Separately, Simon Sundboell, founder and chief executive of data provider eeSea, told the FT that the nature of the outage had now changed, from a delay-driven scenario within a “hot market” to one of weaker demand.

“The industry is slowly getting back to normal and more cancellations are necessary due to decreased demand,” he said. “Last year, that was due to all these excessive delays,” the FT mentions.

A Shanghai-based manufacturer who asked to remain anonymous said the carriers “just don’t make it to the ports because there’s no volume.” He added that the drop in demand “is causing shipping companies to reduce the number of ships in circulation,” adds FT.

Jan Dieleman, head of Cargill Ocean Transportation, said the coronavirus outbreak was “absolutely” contributing to a surge in blank travel. The commodity shipping group has not canceled deliveries but has cut coal shipments to China in recent months, partly due to seasonal swings in demand, the article cites.

Young told the FT that Asia Maritime Pacific was forced to cancel a trip to a port on the Changjiang River to pick up steel-related cargo because the factory was unable to produce it on time. He hopes to send another ship to pick it up in a month.

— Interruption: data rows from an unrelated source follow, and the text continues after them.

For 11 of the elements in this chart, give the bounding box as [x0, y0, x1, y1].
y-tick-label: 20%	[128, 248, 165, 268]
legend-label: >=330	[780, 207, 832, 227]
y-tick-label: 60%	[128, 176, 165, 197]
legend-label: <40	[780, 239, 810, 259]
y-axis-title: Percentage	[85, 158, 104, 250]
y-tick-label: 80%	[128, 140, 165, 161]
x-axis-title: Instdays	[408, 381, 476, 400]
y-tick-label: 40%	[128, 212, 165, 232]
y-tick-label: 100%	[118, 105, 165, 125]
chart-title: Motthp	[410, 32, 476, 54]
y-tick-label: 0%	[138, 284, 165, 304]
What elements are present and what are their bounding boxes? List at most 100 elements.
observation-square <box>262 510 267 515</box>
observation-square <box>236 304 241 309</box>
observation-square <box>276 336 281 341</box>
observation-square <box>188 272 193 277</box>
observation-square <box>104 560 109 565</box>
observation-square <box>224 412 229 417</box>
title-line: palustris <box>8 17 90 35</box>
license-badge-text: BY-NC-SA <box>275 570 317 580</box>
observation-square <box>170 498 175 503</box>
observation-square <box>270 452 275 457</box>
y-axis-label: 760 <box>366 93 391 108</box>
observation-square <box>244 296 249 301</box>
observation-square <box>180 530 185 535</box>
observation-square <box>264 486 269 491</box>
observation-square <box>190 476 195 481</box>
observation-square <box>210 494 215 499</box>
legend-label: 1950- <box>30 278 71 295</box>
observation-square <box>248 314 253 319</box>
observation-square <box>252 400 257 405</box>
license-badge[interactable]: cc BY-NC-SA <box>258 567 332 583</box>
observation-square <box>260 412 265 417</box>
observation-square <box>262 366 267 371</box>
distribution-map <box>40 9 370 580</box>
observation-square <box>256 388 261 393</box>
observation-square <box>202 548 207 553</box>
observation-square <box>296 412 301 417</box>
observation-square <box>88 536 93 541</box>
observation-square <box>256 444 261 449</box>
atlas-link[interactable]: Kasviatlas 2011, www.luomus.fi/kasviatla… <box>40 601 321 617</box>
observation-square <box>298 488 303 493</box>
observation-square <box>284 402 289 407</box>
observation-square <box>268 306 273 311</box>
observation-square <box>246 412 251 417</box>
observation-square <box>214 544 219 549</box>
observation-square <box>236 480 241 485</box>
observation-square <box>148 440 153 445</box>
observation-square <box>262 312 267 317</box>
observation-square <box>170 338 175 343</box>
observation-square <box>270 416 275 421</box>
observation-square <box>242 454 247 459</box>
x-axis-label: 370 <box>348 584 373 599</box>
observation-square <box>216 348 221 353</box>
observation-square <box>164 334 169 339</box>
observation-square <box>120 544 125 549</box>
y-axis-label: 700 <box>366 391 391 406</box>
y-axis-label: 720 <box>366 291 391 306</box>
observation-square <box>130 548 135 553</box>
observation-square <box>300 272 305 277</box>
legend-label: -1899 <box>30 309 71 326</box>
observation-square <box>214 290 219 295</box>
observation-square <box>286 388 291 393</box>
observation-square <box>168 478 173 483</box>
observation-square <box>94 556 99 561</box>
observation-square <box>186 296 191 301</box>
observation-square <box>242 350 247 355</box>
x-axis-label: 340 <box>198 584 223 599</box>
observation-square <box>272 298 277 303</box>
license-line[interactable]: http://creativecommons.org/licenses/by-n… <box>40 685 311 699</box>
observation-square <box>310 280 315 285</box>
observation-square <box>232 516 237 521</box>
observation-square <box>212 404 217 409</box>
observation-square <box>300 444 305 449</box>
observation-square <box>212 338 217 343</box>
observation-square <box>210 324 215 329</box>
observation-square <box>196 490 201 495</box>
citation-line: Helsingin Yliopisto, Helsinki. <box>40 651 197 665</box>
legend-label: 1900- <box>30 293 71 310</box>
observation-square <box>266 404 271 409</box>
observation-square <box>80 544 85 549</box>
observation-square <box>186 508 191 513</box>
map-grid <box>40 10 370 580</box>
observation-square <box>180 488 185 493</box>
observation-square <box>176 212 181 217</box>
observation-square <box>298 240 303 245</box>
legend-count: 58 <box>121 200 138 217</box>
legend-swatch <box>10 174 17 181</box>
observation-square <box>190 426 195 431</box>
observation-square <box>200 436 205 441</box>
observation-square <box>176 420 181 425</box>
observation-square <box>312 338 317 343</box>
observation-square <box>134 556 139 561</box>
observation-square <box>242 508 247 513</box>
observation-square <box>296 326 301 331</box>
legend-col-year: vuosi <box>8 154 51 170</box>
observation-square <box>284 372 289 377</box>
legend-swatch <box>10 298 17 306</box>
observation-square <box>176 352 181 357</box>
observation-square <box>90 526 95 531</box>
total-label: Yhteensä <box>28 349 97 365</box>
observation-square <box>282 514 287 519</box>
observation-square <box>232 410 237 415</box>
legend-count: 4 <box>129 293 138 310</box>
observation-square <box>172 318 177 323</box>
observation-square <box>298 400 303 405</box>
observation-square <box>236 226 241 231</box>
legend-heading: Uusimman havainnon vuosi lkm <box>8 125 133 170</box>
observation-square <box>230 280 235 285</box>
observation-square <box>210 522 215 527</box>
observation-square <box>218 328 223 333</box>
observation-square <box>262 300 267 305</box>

Blank travel has increased globally over the past year against a weak economic backdrop. In China, the first national outbreak of coronavirus coincided with the preparation for the lunar new year. Maersk, the Danish container shipping company, said demand can be “expected to be volatile given the holiday closure in China combined with the Covid situation and ongoing inventory correction in the US and Europe.” the FT.

In parallel, Anne-Sophie Zerlang Karlsen, head of ocean operations for Asia-Pacific at Maersk, suggested, however, that the broader relaxation of Covid-19 measures was “a very positive development that has the potential to boost the economy.” China significantly.”

Finally, Cargill’s Dieleman tells the FT, the shipping industry is now dependent on a rebound in economic activity. “People think that the first wave [of Covid-19] will go away,” he said. “There is going to be a stimulus from the government. So people start to be optimistic.”